The remarks that came out of our work group are summarized in seven points that fit nicely with themes that have been articulated this morning. These points are not listed in order of priorities, but in order of how and when they came up in the conversation.
First, there is a desire and a need for behavioral engineers to help translate and adapt current prevention models to the many diverse potential prevention venues. The real challenge presented in our group was whether the building blocks derived from what I am going to term the "prototype models" that we have built over the last decade can be extended to all segments and settings of those in need of prevention activities.
Second, we need to determine if other viable models exist. That is, are there important approaches that have evolved from a grassroots community level that could be viable in dealing with the vast prevention needs in the country? We need to characterize and evaluate these; there was a need on the part of the people who were developing these grassroots models to have them evaluated and characterized.
It also came out of our discussion that we may have to adapt the evaluation paradigms that we currently use to try to capture these models and test their viability in a way that we are not currently equipped to do. This may require new evaluation tools to give these new models a fair test and evaluation.
Point number three speaks directly to an issue that Mr. Copple raised this morning. There is an apparent gap in communication between the prototype model developers and all levels of consumers, whether they be communities, States, or local organizations. There is a need to somehow close this communication gap to bring us together. I thought that the remarks of Dr. Johnson this morning were on point with regard to that issue. There appears to be an evolving national network that would permit a catalysis of this clo-sing of the gap among the various segments of prevention-concerned communities. It will be interesting to see whether there is a way we can catalyze the closing of this gap through NIDA and other organizations and individuals that are sponsors and participants in this conference.
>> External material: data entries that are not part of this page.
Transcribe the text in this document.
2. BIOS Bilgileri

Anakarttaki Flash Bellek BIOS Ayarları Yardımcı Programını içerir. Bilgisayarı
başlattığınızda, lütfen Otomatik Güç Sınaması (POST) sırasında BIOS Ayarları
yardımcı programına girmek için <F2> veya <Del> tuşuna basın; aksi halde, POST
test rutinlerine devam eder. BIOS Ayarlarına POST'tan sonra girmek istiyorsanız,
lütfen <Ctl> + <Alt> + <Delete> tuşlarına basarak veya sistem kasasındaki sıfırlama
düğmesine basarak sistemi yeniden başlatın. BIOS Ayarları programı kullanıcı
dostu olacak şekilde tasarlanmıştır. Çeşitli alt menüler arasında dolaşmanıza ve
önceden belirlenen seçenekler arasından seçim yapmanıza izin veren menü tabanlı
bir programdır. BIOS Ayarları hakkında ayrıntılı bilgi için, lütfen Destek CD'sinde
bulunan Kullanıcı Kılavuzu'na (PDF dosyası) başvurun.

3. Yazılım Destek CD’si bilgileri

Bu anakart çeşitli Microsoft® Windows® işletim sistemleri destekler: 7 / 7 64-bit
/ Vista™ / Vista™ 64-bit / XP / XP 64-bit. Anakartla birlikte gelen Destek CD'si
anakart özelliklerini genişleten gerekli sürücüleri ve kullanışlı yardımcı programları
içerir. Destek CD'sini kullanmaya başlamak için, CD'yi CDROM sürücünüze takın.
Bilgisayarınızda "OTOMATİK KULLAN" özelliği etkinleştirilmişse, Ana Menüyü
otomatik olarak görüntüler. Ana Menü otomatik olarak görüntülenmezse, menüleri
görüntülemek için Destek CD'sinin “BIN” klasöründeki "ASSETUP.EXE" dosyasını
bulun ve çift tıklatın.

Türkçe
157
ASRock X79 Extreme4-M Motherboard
The fourth point is a perceived need for greater organization, coordination, and assistance in interpretation of the data provided by diverse information sources, particularly about the nature and extent of risk and protective factors, the nature of the problems, and the nature of the solutions and their applicability across the broad venues in which prevention programs occur. This includes a dissemination of evaluation results, and I think this is right on target with what you have asked for in your remarks to us.
Fifth, there is a need to develop an ongoing process, possibly [a new] organization or utilizing established organizations, to directly link research and researchers to potential consumers at all levels - local units, community alliances, school-based programs, concerned politicians, and others. Again, we need some way to catalyze this process of communication. It seems that the building blocks are all in place. They are all rubbing up against each other, but the neural growth has not occurred yet.
Sixth, there is a need to provide systematic technical assistance to extend prevention evaluation - not just prevention programs but prevention evaluations - to all venues in which prevention programs occur. A point was made, likely a valid point, that many local programs have short-term funding and that it is almost impossible within the confines of such funding to get a program up and functioning, let alone to conduct a meaningful evaluation. There is a real need perceived by the individuals conducting the program - not the scientists, not the evaluators, but people conducting the program - for a way to evaluate and demonstrate the efficacy or, candidly, the inadequacy, of the programs that were delivered, so that the programs can be improved and disseminated at the local level.
The seventh and last point on which the group had some consensus was the need to better specify the distinctions within risk factor models, particularly the need to characterize protective and resilience factors and processes. We need to better specify what these factors are and to provide a clear understanding of them for the individuals who have to make use of these factors. This includes the differences between markers and mediators and how they work as processes, with particular emphasis on identifying the nature of the resilience process. This also ties in with some of Dr. Leshner's remarks about the need to emphasize protection and what things may inoculate communities or individuals or settings.